My own fantasy about more time together - realized.

But be careful what you wish for. While Herzog's play is smart, funny, and touching, it's also a reckoning: We who are two generations removed from these grandchildren may not be their ideal roommates. Or soul mates.

Vera is old. Leo is young. And in some ways, like it or not, that chronological gulf can make grandparents and grandchildren the odd couple of relationships.

Leo is stunned that his grandmother still keeps a phone book handy. Her instinct, unlike his, is not to go directly to technology for answers to all things.

I'm with Vera. But that's hardly the main issue in this wonderfully wrought play about a generation gap that's deep and wide - and missing the intermediaries: the parents who stand between the extremes. With them, the shorthand is easier. Without them, both ends dangle.

As my own grandchildren pore over college catalogs, I am looking at over-55 communities with lots of services and realizing that in both instances, none of our respective lives will remain the same.

I mourn. They rejoice.

They are wrapped in a culture I don't understand. They wear T-shirts with weird rock-group names and of course are constantly hunched over their tech toys. I much preferred trains and trucks.

I find myself hungering for connection, but it's elusive.

"Grandma," Jonah, the family iconoclast and tell-it-like-it-is kid, recently said to me, "we don't understand each other because I'm young and you're old."

Like Vera, I sometimes find myself "losing words." I grope for details. My grandchildren think quickly and sharply. Still, some foolish, vain part of me struggles to be the energetic, hip grandmother who doesn't miss a beat.

In that regard, I think Vera does better. Life may have forgotten her, but she has not forgotten life. Or feistiness. I'm more timid with my grandchildren than she is, less likely to speak out about their choice of clothes, their personal hygiene, and definitely their sexuality - and mine. No such limits with Vera.

But like her, I'm searching for connection. For comfort. For closing the chasm.

By play's end, that chasm was narrowing.
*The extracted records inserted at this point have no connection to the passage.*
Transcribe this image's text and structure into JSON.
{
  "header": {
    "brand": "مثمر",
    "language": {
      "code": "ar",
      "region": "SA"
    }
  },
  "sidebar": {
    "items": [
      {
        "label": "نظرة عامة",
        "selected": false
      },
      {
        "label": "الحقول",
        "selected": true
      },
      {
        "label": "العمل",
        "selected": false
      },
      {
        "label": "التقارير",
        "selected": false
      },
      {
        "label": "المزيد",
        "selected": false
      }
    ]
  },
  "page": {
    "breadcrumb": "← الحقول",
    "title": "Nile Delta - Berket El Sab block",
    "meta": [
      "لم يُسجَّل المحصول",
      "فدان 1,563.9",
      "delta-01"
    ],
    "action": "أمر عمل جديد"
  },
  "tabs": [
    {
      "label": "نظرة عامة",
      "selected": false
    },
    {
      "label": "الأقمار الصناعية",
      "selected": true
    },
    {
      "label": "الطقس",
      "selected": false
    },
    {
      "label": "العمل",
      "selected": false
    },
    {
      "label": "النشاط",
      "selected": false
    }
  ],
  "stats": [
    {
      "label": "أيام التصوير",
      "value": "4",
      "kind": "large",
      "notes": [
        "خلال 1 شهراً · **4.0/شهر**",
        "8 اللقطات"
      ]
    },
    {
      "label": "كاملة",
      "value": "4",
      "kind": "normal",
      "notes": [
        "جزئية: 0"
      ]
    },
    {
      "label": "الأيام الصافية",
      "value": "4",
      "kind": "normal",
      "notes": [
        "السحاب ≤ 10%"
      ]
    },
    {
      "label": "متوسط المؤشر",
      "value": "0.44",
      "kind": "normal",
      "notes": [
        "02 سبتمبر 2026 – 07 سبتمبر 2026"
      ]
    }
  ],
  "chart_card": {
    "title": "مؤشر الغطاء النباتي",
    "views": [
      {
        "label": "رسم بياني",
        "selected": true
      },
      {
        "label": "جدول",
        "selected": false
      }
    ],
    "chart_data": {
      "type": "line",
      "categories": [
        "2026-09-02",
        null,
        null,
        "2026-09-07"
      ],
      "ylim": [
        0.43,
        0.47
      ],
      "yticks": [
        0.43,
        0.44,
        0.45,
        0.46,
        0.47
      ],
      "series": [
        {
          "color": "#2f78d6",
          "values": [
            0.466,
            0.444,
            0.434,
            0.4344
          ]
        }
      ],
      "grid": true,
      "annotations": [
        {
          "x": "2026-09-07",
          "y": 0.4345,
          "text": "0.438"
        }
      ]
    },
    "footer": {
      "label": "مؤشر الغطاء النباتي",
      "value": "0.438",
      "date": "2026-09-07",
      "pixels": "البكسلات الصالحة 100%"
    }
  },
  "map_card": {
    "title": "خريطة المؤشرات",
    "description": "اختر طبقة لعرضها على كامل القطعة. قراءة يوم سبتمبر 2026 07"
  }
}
And it wasn't only words but gestures that seemed to matter. She helps him with the necktie he doesn't know how to knot. It's tender and somehow bonding.

He spills out his feelings in something he has written.

And after he has unburdened himself about a tragedy in his life, his grandmother doesn't say much.

But she does take this boy-man and cuddle him in her arms.

And maybe, just maybe, that's what traversing those real and symbolic 4,000 miles, and being a grandmother, is really all about.